Thankfully I have been able to work from home. The kids are here and continue to do schoolwork on line (they have been out of school for almost as long and classes for the rest of this school year have been cancelled). Horse riding and games over the internet occupy much of the time in the days under the stay-at-home orders.. Retirement funds and college funds are plunging. How do we recover from this deep economic disaster that is at least a recession? Another anniversary of sorts? The last recession was over a decade ago.
For those of us who have lived here for the past 30 years, there is a another significant anniversary on our minds this week. It has been 20 years since the Cerro Grande Fire.
What started as a controlled burn by the US Forest Services on May 4th quickly engulfed over 120,000 acres before it was extinguished in late July. The location, Cerro Grande, is a hill in the Jemez Mountains west of Los Alamos. The fire resulted in the destruction of over 200 homes, and caused the evacuation of over 20,000 people.
I personally have had to evacuate my home twice over the past 30 years for forest fires. In 2000 for Cerro Grande Fire and again in 2010 for the Las Conchas Fires. For Cerro Grande, it was actually two evacuations: one from Los Alamos to White Rock and the other from White Rock to Nambe. Interestingly enough, if you read the EIS (environmental impact statement for the Los Alamos National Laboratory, it identifies the risk for a significant forest fire here with a frequency of about 1 per decade.
I was fortunate. Lost some time from work. Lost some food that spoiled in my refrigerator because the power was off for the week. The time of the evacuation, from May 10 until May 20, time stood still in my mind. I have the vivid recollection of bumper-to-bumper traffic on Diamond Drive, trying to get out of town. Glancing to my right, I could see that the flames were obviously traveling above the town past pipeline road. The shear magnitude of the fire, which for days was smoke, hit with the bright orange flames. I had my critical belongings in my Jeep. Things of value. What constituted the valuables of my entire 39 years of existence was stuffed in boxes in this vehicle. It kinda looked like this…
Luckily for me, our house was spared. I had several friends who were not so lucky. The shear magnitude of houses turned to dust in a relatively short period of time has not escaped me.
I remember getting to White Rock, the first stop in the evacuation. Drinking wine and seeing pictures like the above photo on live TV. It was unbelievable.
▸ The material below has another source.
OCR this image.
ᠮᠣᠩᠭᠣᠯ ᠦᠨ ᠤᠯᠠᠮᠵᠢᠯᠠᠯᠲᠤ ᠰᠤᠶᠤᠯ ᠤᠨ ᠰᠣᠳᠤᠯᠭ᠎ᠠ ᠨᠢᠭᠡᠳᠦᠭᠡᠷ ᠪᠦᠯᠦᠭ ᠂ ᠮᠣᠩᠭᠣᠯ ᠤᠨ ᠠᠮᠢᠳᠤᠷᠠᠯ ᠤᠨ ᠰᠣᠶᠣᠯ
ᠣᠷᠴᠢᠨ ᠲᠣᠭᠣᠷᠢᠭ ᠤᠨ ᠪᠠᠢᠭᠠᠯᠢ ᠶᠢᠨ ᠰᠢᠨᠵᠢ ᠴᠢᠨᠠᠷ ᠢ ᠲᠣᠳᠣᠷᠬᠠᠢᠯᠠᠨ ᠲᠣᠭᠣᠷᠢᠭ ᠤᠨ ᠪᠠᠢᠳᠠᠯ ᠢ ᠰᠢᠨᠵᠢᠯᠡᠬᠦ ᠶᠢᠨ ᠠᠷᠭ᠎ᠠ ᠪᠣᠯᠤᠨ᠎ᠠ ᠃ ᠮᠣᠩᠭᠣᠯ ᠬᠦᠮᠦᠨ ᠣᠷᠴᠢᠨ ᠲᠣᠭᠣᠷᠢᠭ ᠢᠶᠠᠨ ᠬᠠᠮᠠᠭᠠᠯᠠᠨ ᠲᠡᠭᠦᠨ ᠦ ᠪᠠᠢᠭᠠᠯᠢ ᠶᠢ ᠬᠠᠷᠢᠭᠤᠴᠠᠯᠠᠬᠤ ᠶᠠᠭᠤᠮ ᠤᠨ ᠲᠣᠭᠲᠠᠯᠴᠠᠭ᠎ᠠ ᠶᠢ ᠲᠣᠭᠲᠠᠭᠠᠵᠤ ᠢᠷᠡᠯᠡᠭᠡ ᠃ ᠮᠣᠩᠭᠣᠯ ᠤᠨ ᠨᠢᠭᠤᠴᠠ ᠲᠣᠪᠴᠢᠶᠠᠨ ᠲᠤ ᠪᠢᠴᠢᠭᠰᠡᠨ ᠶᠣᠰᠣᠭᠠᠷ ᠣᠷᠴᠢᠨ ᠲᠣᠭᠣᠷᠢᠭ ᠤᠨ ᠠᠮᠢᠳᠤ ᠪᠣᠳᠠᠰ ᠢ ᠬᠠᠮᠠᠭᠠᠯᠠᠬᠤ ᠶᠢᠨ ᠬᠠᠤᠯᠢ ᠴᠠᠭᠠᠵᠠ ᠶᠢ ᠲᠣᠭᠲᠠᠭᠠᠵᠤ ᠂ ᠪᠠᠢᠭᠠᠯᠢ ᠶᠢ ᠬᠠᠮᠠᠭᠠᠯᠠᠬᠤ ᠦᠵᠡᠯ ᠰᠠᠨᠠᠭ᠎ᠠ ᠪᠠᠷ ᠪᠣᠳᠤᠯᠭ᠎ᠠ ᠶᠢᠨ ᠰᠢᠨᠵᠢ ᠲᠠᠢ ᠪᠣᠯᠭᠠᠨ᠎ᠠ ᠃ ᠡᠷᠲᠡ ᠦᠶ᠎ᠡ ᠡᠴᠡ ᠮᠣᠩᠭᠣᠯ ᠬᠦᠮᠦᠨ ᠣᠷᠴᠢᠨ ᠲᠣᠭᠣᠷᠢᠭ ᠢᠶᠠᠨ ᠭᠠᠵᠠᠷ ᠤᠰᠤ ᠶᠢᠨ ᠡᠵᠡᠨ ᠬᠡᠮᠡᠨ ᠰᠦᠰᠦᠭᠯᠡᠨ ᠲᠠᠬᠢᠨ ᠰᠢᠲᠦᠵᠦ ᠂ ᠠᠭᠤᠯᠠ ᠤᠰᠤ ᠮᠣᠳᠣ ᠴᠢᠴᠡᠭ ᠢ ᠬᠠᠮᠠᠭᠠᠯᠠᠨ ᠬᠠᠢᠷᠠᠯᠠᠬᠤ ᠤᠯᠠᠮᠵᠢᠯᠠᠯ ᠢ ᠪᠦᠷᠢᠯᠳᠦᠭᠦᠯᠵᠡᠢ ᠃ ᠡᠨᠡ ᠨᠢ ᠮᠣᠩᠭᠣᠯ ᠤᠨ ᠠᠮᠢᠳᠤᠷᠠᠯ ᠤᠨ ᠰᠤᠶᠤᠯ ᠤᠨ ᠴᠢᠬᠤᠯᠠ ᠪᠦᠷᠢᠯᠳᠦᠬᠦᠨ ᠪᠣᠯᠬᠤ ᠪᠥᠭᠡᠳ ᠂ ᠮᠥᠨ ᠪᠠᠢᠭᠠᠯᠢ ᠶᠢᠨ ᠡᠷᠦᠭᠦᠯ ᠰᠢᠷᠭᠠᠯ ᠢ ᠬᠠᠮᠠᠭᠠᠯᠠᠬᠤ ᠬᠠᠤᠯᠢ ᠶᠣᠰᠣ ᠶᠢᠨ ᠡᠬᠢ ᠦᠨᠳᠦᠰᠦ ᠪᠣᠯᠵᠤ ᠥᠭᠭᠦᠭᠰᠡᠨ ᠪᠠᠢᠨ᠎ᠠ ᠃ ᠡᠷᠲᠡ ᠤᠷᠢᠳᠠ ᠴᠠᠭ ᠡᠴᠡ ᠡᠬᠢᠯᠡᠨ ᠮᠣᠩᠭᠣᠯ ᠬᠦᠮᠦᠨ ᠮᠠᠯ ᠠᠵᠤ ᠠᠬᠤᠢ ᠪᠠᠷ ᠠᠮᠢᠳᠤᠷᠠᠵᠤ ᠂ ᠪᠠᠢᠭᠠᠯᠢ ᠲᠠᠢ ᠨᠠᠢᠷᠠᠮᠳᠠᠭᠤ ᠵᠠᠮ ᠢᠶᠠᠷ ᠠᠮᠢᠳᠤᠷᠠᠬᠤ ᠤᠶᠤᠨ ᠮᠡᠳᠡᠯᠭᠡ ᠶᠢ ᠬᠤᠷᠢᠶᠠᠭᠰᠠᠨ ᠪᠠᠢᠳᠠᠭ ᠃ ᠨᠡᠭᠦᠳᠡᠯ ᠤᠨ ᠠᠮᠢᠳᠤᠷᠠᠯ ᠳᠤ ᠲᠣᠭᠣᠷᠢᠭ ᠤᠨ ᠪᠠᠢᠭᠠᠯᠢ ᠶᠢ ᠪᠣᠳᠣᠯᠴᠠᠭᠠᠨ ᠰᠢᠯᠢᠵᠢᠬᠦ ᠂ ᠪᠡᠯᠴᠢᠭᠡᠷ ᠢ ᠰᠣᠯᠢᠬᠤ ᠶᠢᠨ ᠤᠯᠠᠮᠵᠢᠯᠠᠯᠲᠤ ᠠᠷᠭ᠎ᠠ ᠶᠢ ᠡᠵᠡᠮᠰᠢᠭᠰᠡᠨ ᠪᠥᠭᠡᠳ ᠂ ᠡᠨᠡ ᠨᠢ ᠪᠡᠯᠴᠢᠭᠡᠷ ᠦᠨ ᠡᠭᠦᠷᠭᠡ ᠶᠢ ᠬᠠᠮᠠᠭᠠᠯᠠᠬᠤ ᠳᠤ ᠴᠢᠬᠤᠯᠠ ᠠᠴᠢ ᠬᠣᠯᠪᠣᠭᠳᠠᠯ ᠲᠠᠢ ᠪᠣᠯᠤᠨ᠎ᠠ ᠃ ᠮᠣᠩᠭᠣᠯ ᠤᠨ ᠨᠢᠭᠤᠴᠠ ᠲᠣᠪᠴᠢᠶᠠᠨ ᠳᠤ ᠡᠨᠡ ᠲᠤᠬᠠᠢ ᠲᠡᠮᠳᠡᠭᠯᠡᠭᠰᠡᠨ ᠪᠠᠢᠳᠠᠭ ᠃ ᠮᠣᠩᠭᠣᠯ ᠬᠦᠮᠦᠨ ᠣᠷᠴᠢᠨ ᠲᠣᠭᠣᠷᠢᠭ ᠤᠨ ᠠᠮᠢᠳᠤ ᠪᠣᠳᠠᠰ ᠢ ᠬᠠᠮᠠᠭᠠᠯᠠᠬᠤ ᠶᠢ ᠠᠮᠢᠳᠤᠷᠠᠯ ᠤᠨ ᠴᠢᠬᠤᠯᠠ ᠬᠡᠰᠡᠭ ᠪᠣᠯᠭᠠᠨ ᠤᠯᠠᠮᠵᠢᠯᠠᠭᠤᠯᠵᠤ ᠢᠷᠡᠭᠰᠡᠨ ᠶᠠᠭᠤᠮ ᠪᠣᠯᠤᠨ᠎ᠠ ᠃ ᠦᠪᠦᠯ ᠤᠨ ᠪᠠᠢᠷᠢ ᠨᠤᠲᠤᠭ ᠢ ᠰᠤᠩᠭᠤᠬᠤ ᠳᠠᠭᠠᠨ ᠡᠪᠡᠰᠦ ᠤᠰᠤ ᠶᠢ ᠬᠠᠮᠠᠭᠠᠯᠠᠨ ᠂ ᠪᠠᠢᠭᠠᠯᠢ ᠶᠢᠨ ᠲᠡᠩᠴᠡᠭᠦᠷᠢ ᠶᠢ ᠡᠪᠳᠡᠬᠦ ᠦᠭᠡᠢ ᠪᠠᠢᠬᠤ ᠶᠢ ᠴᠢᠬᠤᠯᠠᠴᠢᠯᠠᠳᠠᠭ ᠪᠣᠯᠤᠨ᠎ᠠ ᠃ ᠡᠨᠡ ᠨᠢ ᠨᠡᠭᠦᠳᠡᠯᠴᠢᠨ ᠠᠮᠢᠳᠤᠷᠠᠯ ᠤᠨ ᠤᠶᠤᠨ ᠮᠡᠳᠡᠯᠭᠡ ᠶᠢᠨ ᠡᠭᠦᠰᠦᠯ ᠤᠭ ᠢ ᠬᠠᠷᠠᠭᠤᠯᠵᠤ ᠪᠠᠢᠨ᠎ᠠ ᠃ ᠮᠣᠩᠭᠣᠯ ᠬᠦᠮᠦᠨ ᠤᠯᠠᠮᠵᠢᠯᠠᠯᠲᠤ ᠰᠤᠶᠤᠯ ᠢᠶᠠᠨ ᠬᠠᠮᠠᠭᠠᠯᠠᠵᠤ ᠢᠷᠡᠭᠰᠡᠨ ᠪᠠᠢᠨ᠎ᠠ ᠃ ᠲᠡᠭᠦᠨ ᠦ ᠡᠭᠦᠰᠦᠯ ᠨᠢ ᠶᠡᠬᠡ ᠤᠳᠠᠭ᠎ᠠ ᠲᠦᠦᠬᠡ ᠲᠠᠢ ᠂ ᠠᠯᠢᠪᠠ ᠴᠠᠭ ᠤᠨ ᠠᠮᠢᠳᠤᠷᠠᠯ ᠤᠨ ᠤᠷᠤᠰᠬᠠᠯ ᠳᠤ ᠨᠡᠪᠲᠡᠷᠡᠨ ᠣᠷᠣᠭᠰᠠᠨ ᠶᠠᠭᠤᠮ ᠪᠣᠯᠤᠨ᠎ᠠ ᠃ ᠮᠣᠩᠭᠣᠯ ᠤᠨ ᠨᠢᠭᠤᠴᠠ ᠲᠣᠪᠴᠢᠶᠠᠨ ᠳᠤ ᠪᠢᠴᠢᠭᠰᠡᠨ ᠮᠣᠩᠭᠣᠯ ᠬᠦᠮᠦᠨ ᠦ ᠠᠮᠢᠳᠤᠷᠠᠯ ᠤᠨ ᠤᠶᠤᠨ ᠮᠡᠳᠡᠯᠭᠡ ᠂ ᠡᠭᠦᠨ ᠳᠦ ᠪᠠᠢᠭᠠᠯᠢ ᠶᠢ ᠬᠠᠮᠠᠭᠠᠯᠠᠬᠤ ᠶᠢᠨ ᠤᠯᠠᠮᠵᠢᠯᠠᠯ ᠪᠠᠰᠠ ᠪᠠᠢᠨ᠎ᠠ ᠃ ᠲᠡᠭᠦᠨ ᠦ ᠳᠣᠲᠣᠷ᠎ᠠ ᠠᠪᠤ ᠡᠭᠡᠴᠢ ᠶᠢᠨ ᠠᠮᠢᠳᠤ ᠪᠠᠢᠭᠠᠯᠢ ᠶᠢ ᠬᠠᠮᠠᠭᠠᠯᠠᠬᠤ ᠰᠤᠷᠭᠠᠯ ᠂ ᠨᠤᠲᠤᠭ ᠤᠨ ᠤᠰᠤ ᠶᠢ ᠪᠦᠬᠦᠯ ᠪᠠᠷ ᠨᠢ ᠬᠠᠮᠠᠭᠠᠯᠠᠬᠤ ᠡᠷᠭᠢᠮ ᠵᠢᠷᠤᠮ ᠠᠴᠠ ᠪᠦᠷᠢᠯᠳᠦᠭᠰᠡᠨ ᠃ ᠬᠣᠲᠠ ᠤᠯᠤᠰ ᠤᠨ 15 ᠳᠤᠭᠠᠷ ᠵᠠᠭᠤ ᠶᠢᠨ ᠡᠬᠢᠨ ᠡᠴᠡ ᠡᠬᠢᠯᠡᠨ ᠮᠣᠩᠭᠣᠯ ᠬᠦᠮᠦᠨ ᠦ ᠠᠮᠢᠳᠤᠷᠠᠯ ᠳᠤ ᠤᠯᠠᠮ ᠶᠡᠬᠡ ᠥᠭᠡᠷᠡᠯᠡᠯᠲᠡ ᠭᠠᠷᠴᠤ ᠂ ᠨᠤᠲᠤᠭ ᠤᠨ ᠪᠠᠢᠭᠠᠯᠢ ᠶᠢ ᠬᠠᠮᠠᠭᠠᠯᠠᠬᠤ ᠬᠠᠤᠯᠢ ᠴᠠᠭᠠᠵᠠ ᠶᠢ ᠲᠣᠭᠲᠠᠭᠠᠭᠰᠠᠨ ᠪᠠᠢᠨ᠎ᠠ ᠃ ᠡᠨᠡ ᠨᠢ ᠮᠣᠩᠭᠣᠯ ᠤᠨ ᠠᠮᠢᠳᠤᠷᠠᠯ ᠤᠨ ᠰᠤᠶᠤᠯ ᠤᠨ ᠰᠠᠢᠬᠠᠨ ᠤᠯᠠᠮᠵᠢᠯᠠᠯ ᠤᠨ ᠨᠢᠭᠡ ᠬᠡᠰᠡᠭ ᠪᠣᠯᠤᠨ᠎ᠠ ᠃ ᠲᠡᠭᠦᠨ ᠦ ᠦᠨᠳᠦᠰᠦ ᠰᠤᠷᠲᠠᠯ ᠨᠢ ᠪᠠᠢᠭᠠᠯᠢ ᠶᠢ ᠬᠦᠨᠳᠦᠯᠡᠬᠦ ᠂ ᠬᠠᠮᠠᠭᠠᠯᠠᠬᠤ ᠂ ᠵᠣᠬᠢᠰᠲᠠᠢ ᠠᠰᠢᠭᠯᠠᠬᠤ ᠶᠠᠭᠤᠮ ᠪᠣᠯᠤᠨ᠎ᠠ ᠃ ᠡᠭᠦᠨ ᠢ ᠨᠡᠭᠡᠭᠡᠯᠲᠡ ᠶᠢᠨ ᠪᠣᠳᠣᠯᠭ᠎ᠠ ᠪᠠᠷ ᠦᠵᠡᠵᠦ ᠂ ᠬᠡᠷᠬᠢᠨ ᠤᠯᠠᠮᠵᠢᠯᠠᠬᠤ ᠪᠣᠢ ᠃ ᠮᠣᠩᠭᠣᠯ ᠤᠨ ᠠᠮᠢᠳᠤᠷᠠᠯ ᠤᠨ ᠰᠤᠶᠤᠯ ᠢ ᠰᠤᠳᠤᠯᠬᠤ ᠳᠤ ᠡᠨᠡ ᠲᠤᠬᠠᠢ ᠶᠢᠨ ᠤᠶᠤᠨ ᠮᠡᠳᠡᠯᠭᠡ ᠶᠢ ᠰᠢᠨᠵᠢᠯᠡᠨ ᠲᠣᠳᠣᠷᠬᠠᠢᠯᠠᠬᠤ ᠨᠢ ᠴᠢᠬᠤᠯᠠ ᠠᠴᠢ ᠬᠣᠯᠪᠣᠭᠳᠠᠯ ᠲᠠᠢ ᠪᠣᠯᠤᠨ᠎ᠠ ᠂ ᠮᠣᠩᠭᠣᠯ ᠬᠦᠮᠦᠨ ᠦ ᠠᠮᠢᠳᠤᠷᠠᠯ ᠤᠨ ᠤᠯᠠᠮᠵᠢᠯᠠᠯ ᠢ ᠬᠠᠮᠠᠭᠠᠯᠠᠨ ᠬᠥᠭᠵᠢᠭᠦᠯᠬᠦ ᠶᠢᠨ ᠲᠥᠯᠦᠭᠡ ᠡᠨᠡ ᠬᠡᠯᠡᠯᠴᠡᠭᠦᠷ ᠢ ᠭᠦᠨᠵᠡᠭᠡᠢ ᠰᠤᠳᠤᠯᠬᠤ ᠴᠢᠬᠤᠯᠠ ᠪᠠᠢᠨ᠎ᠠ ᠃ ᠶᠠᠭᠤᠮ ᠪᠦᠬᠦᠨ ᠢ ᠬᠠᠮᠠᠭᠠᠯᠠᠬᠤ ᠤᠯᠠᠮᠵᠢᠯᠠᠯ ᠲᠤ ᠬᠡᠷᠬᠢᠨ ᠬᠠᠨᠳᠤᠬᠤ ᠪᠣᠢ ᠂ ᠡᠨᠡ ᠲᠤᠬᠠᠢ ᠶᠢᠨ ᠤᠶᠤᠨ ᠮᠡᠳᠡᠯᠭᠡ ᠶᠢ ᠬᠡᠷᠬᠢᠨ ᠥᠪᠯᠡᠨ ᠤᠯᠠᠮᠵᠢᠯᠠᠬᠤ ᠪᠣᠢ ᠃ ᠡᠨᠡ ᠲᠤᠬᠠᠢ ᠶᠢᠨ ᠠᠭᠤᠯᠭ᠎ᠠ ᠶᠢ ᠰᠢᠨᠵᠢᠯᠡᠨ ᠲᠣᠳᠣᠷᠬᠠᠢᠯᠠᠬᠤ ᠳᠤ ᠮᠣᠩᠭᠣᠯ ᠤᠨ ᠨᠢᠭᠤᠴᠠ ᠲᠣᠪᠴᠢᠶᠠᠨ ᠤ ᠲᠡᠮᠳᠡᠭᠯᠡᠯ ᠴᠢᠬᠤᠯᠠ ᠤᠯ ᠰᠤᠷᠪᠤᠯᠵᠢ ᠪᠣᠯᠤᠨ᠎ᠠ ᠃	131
As you can see in the photo above, some houses were destroyed. But some were completely bypassed. Several streets, especially those boarding against the forest were reduced to ash. Other houses, some blocks away, also burned because of the blowing embers. In May, the winds tend to pick up in the morning and evening.
The fire burned close to the lab site. Some smaller buildings were burned. The large facilities where radioactive materials, explosives and other items, were not touched.
Above Los Alamos, near the ski hill (I think), two to three years after the fire.
Anniversaries happen often. Many anniversaries are tied to good things. Friends, family, special events. Other anniversaries can be associated with bad things. Death, fire, a pandemic. But even with the bad, good rises out of the ashes. Words cannot convey this event in my life. It is a marker, one of many, that we experience in all life has to offer. I can recall many in my life. Some I have written about in the pages here, in other articles. Others remain for the right reason to become words in the TheMcKeeSpot.